Can models learn to evaluate their own work during training?

Post-Completion Learning exploits unused sequence space after model output to train self-assessment capabilities during training while maintaining zero inference cost. The model learns to compute its own reward functions, internalizing evaluation rather than relying on external reward models.

Can agents learn from their own actions without external rewards?

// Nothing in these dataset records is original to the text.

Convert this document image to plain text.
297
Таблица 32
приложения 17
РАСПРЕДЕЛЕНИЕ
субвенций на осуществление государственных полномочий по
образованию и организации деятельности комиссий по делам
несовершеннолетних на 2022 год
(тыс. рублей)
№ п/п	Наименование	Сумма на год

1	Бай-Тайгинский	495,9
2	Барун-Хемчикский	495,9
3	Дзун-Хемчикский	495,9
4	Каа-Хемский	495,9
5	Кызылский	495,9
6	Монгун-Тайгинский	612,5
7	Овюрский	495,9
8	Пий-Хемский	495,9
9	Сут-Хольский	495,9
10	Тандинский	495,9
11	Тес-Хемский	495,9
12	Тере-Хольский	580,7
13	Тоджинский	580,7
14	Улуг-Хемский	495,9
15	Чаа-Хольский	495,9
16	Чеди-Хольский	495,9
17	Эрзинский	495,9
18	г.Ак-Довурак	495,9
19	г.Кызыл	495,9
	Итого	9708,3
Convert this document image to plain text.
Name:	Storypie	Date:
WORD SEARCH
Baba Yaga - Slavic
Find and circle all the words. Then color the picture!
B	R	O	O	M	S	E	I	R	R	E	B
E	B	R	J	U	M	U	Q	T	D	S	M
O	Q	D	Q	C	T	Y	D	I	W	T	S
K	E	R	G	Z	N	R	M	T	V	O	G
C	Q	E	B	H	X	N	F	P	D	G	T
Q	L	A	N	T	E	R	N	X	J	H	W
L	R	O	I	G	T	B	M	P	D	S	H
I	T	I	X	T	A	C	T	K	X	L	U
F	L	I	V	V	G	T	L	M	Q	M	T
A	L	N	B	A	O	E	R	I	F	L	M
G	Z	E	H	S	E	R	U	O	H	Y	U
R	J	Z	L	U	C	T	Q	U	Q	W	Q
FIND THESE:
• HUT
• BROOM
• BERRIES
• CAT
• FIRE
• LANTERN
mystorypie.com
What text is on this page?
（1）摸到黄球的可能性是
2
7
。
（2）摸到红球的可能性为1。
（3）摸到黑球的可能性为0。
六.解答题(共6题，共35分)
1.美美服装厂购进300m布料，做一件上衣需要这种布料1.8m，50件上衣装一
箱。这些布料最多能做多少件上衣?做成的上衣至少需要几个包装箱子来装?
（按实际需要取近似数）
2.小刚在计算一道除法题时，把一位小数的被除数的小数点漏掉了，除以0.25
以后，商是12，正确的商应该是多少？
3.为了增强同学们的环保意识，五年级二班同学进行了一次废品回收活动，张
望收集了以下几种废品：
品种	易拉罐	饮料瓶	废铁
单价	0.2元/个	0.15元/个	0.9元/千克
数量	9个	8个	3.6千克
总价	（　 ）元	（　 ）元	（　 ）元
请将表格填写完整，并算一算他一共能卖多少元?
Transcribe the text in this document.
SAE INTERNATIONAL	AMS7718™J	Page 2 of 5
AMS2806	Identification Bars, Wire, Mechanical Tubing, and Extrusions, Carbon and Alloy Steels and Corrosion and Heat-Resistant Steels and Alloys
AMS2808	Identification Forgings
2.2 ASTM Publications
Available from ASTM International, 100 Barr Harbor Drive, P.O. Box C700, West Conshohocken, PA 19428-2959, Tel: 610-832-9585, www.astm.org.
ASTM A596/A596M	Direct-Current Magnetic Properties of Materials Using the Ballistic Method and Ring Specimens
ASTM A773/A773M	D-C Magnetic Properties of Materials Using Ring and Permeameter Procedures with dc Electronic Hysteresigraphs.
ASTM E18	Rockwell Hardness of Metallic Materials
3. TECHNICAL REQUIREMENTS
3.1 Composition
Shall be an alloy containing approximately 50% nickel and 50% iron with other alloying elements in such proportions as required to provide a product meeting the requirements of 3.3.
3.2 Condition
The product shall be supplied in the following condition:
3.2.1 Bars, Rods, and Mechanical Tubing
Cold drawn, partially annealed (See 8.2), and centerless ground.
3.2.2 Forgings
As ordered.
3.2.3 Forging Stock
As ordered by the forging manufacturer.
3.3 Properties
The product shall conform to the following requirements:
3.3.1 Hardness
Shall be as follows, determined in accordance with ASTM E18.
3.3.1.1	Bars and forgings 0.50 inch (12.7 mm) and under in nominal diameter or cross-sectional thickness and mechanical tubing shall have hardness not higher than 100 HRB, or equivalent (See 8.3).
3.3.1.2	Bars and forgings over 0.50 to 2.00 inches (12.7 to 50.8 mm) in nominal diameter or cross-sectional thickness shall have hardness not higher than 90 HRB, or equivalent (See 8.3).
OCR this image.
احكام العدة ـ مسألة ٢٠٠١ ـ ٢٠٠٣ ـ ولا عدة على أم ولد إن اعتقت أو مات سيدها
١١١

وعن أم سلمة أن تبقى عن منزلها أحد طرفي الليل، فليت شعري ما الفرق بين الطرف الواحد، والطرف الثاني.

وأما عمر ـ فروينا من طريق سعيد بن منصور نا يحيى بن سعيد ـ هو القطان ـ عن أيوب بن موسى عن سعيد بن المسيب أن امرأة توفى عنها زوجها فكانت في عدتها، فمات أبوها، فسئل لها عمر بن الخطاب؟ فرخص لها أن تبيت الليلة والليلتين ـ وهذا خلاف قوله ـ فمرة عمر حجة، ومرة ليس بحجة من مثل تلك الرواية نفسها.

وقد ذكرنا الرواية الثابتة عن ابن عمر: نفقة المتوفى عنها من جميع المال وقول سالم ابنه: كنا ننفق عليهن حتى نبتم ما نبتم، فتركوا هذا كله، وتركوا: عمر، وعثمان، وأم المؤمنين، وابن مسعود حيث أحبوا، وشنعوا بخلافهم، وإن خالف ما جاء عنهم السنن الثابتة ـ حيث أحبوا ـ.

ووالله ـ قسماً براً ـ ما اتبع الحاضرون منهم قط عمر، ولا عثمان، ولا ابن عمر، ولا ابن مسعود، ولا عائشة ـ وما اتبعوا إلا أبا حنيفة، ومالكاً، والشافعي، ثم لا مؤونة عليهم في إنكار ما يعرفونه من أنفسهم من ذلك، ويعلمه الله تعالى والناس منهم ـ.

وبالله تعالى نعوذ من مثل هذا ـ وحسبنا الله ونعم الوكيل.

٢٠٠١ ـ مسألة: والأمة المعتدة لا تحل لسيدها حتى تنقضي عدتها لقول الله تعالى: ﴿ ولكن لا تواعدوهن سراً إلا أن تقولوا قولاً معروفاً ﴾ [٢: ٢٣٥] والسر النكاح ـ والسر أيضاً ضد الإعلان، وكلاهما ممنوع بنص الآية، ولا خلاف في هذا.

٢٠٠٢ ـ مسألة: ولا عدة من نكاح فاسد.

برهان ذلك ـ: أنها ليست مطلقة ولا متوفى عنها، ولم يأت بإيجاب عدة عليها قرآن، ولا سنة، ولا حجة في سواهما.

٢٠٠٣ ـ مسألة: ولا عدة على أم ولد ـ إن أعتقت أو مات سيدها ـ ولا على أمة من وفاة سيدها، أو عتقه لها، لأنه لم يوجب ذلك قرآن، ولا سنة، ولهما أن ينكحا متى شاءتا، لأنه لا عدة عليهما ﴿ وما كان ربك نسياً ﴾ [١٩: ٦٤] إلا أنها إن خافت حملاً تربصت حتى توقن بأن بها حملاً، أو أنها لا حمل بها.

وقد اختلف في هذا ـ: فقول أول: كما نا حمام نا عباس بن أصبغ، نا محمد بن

Research across eight environments shows that agents can use future states from their own actions as supervision without external rewards, matching expert-dependent baselines with half the data and providing superior warm-starts for subsequent RL training.

Can an agent's own beliefs guide credit assignment without critics?

ΔBelief-RL uses log-ratios of sequential probability estimates to assign per-turn credit without critic networks or process reward models. Tested on 20 Questions, smaller models trained this way matched or exceeded prior SOTA and larger baselines while generalizing beyond training.

Can tree search replace human feedback in LLM training?

AlphaLLM uses tree search outcomes and three critic models to derive dense reward signals equivalent to human-labeled feedback. Tree structure naturally ranks solution paths by success, replacing the annotation oracle that standard RLHF requires.

Can environment feedback replace scalar rewards in policy learning?

SDPO converts tokenized environment feedback into dense gradient signals by using the feedback-conditioned policy as a self-teacher. The policy, when given retrospective evidence of its mistakes in-context, implicitly acts as its own process reward model, making external reward signals unnecessary.

Can breaking down instructions into checklists improve AI reward signals?

RLCF and RaR methods decompose instruction quality into verifiable sub-criteria, improving performance on benchmarks like FollowBench and HealthBench. This decomposition principle reduces overfitting to superficial artifacts that plague holistic reward models.